People were at risk of unsafe care because care records did not always provide clear guidance to staff on how care should be delivered. Risk management plans were not always in place to guide staff on how to provide safe care.

The provider had systems in place to regularly monitor the quality of services provided. However, care support staff did not always receive feedback of quality to monitoring audits from the main office, so lessons were not always shared and learned. The registered manager did not always notify us of events which they are required to notify us about.

All the people we spoke with told us they felt safe and protected from harm. They were confident that staff would take appropriate action if they were at risk of harm or the staff member suspected abuse. Staff understood what constituted abuse and knew what actions to take if abuse was suspected.

There were appropriate numbers of staff employed to meet people’s needs. People’s care needs were planned and reviewed regularly to meet their needs.

People were assessed before they started using the service to identify if their needs could be met by the provider. Staff had the knowledge and skills for caring and supporting people.

Legal requirements of the Mental Capacity Act 2005 (MCA) were followed when people were unable to make certain decisions about their care. The MCA provides a legal framework for making particular decisions on behalf of people who may lack the mental capacity to do so for themselves.

People told us the staff supported them to eat and drink sufficient amounts if they needed support. They told us that staff took appropriate action if they had concerns that they were not eating and drinking well. Other health and social care professionals were contacted when staff had concerns about people’s health and wellbeing.

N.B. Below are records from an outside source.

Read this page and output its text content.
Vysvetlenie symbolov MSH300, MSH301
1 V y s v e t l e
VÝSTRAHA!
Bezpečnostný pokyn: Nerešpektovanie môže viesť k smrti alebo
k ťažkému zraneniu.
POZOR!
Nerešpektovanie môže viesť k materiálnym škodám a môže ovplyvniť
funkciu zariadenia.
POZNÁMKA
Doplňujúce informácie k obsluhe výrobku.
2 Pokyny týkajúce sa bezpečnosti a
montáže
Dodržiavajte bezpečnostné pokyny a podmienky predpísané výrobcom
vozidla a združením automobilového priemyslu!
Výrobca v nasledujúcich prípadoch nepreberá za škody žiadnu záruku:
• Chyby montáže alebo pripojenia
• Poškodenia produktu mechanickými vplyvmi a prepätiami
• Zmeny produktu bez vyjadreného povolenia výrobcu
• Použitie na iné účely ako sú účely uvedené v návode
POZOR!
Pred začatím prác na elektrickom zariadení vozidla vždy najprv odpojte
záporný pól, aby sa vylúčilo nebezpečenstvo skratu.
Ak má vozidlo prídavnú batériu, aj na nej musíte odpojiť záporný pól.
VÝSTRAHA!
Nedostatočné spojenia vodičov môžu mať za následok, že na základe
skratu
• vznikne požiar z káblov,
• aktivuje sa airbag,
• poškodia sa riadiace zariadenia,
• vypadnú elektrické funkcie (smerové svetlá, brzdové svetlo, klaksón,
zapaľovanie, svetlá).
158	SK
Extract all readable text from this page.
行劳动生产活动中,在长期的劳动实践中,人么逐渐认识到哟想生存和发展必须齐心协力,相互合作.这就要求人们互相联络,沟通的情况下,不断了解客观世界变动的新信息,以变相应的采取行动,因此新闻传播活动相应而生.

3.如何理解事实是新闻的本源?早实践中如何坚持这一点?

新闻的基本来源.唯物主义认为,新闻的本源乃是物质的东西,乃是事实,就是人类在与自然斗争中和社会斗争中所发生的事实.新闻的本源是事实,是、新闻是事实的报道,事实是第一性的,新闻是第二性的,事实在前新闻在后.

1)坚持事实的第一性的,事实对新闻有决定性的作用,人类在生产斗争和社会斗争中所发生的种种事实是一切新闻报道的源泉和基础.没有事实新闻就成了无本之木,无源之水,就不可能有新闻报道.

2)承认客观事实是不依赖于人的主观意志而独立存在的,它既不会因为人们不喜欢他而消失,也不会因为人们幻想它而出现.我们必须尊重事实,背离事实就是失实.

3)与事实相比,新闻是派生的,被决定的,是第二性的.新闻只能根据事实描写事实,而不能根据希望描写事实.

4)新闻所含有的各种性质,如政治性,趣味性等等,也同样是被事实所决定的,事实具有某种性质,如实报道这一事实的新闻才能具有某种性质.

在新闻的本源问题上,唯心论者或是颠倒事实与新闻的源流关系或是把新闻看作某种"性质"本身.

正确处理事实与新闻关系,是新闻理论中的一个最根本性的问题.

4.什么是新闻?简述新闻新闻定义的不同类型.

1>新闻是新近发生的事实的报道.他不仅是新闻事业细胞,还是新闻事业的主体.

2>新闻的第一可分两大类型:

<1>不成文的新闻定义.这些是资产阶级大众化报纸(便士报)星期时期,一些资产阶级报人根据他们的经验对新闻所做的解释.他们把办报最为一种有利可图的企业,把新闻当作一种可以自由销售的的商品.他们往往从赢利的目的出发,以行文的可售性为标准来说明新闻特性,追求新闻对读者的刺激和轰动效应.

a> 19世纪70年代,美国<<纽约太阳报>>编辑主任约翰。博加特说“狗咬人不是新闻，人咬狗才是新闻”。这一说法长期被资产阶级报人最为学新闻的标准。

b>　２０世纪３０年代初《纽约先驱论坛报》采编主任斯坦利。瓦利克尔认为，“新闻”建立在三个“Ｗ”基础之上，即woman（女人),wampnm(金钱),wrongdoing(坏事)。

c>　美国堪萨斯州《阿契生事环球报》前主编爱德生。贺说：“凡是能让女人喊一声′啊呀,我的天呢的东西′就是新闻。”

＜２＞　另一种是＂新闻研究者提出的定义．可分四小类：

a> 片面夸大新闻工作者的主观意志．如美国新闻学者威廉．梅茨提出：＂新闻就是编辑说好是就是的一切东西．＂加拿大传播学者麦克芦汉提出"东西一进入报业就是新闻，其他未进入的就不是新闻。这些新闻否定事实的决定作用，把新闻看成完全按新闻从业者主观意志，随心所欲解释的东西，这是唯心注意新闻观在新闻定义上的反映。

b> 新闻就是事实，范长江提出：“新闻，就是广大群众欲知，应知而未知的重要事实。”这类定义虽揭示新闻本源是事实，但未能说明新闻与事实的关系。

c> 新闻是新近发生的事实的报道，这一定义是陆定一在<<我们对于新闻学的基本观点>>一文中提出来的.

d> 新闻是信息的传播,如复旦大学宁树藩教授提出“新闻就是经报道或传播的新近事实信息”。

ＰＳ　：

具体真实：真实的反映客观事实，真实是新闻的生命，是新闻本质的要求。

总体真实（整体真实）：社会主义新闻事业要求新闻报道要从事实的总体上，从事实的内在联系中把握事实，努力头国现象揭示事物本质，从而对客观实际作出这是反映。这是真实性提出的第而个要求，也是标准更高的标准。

People were involved in the care planning process and in decisions about their care and treatment. They told us, and we saw that staff were kind and treated them with dignity and respect.

Care was tailored to meet people’s individual needs. Care plans detailed how people wished to be supported. There were systems in place to support people if they wished to complain or raise concerns about the service.

We saw that the registered manager was accessible and people felt free to approach them if they had any concerns. The registered manager understood their responsibilities And supported staff in their roles.